Erika Fromm was born Erika Oppenheimer in Frankfurt, the daughter of physician, Siegfried Oppenheimer, and Clementine Oppenheimer who died weeks after giving birth. She developed an early interest in psychoanalysis and the writings of Sigmund Freud. She decided on an academic career and graduated in 1933 with a PhD from the University of Frankfurt, where she studied with Max Wertheimer, the father of Gestalt theory. In the following years she moved to the Netherlands to escape rising Nazism in Germany, and worked as a research associate and the director of a research laboratory. In 1936, she became engaged toPaul Fromm, a wine merchant, whom she later married; Paul was also a cousin of psychoanalyst Erich Fromm. In 1938, the couple emigrated to the United States. From 1939 to 1940, Fromm was a research assistant in the department of psychiatry at the University of Chicago. From 1943 to 1948, she launched a program for rehabilitation of war veterans. She joined the faculty of the university in 1961. Fromm served as the editor of the International Journal of Clinical and Experimental Hypnosis and co-editor of The Bulletin of the British Society of Experimental and Clinical Hypnosis. From 1972 to 1973 she was president of the division of psychological hypnosis of the American Psychological Association. From 1971 to 1974 she was the president of the American Board of Psychological Hypnosis, and from 1975 to 1977 she was the president of the Society for Clinical and Experimental Hypnosis.
Work
In her early works, Fromm questioned some of Sigmund Freud's discoveries and looked for ways to use hypnosis as a more effective method than psychoanalysis to help people, since she viewed psychoanalysis as rather a treatment for the wealthy. As she matured as a clinical physician, theorist, and researcher, she turned her attention to the nature of human intuition, creativity, dreams, and hypnosis. Erika Fromm studied hypnosis as a path to the unconscious, similar to Freud's dream analysis.
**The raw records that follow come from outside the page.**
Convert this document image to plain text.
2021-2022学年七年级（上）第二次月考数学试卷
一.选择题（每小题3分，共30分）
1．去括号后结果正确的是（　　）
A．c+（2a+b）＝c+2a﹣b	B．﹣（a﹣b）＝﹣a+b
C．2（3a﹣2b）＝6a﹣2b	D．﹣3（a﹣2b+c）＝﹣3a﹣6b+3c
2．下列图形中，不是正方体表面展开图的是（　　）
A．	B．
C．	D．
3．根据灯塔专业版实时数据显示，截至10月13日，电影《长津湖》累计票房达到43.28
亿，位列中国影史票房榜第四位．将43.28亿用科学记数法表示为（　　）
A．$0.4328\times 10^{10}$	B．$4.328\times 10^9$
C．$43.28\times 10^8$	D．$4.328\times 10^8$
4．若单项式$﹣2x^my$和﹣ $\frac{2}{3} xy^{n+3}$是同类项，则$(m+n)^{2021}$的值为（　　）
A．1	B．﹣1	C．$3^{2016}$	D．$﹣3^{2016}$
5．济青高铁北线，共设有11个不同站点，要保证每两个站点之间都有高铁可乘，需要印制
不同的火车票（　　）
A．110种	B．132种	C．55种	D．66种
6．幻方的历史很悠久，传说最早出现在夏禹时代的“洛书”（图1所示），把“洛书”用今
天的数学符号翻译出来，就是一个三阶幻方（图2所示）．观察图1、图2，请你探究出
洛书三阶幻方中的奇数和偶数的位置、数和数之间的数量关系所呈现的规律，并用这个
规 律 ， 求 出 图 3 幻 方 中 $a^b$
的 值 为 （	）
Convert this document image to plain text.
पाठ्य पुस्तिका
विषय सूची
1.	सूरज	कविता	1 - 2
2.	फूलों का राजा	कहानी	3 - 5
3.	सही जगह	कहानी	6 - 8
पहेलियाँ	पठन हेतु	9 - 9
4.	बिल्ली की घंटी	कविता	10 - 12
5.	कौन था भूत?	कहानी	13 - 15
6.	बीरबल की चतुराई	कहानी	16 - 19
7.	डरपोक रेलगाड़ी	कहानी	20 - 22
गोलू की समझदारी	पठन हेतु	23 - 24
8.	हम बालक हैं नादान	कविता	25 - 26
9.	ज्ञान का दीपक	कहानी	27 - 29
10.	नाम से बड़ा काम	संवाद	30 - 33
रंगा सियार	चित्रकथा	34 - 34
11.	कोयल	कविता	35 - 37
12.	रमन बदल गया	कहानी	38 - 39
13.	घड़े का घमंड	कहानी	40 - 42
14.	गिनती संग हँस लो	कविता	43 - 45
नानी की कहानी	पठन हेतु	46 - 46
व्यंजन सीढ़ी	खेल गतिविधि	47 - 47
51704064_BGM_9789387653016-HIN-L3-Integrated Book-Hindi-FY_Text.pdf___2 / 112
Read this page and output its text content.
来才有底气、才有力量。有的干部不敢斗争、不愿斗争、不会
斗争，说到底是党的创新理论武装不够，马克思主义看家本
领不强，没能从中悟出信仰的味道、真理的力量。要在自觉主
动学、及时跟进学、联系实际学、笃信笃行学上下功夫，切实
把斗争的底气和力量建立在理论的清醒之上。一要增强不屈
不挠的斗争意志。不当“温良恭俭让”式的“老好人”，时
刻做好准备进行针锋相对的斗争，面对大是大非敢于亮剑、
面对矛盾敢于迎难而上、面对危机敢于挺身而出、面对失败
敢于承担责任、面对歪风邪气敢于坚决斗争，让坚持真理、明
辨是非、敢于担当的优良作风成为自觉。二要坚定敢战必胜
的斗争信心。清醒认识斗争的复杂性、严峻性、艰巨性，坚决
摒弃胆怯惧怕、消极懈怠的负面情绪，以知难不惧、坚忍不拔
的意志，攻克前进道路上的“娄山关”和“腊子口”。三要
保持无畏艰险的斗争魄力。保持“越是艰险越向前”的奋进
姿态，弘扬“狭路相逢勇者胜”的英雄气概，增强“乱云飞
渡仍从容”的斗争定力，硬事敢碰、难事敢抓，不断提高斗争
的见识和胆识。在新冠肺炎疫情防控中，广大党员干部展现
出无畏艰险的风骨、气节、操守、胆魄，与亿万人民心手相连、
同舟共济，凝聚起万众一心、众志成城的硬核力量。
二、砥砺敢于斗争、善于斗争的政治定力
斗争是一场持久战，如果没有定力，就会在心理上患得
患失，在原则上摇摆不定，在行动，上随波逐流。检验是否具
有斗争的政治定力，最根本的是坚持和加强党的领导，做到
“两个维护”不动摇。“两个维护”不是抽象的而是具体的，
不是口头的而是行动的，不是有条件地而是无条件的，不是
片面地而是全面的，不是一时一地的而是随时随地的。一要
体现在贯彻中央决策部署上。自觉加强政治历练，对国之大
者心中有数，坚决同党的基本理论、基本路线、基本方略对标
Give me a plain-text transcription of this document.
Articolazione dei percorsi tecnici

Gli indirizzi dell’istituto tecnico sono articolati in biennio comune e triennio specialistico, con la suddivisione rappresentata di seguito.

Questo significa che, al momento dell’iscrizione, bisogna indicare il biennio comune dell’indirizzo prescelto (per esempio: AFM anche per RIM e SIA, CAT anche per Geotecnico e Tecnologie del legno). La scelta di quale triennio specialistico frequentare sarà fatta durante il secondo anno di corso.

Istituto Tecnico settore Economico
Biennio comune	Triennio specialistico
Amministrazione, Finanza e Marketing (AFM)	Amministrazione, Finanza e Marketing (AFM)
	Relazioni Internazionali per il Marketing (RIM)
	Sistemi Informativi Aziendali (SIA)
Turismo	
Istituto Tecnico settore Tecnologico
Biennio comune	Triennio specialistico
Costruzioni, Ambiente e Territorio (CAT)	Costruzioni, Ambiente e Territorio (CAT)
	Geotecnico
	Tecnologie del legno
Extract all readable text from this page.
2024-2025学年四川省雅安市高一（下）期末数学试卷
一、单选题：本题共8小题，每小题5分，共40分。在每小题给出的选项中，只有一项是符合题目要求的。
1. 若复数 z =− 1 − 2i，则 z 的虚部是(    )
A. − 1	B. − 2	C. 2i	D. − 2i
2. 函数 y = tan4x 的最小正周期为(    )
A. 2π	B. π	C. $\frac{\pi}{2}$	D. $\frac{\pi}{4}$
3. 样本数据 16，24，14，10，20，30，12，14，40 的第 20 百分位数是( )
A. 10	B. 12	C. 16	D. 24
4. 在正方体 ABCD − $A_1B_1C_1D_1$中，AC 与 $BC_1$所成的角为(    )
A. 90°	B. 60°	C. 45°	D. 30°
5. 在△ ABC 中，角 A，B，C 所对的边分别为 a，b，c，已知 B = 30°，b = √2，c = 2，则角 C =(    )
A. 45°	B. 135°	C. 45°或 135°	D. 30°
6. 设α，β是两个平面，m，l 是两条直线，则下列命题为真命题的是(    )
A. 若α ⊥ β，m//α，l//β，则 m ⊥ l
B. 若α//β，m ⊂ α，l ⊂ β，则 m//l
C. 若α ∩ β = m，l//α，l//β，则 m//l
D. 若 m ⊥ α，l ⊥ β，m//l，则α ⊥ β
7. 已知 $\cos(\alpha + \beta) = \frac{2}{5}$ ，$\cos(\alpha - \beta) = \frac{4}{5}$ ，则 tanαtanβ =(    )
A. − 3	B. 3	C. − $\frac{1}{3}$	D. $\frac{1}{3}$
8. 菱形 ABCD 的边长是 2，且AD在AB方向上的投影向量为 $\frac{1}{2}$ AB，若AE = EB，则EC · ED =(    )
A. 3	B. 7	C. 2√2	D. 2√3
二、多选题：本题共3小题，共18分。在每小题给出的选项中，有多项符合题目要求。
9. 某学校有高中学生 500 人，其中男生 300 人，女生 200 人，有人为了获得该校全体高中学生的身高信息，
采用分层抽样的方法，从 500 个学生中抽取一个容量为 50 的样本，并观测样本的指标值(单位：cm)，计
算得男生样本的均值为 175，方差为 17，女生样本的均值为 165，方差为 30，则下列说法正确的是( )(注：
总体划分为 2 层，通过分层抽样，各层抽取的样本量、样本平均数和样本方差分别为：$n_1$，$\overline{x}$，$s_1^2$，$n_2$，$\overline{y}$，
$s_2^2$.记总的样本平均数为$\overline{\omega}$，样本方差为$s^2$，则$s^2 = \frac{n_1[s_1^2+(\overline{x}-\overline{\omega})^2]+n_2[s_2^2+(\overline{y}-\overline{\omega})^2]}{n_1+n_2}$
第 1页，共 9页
When used correctly, hypnosis may be more effective and faster than psychoanalysis when working on problems. Psychoanalysis and hypnosis were previously characterized by mutual distrust, despite Freud's suggestion that the unconscious mind could be accessed through hypnosis. Fromm campaigned against the American Psychoanalytic Association's stance that psychoanalysis required a medical degree and co-founded the Psychologists Interested in the Study of Psychoanalysis which evolved into APA's Division 39.
Selected publications
Erika Fromm & Ronald E. Shor Hypnosis : developments in research and new perspectives. 2nd ed. New Brunswick: AldineTransaction, 2009.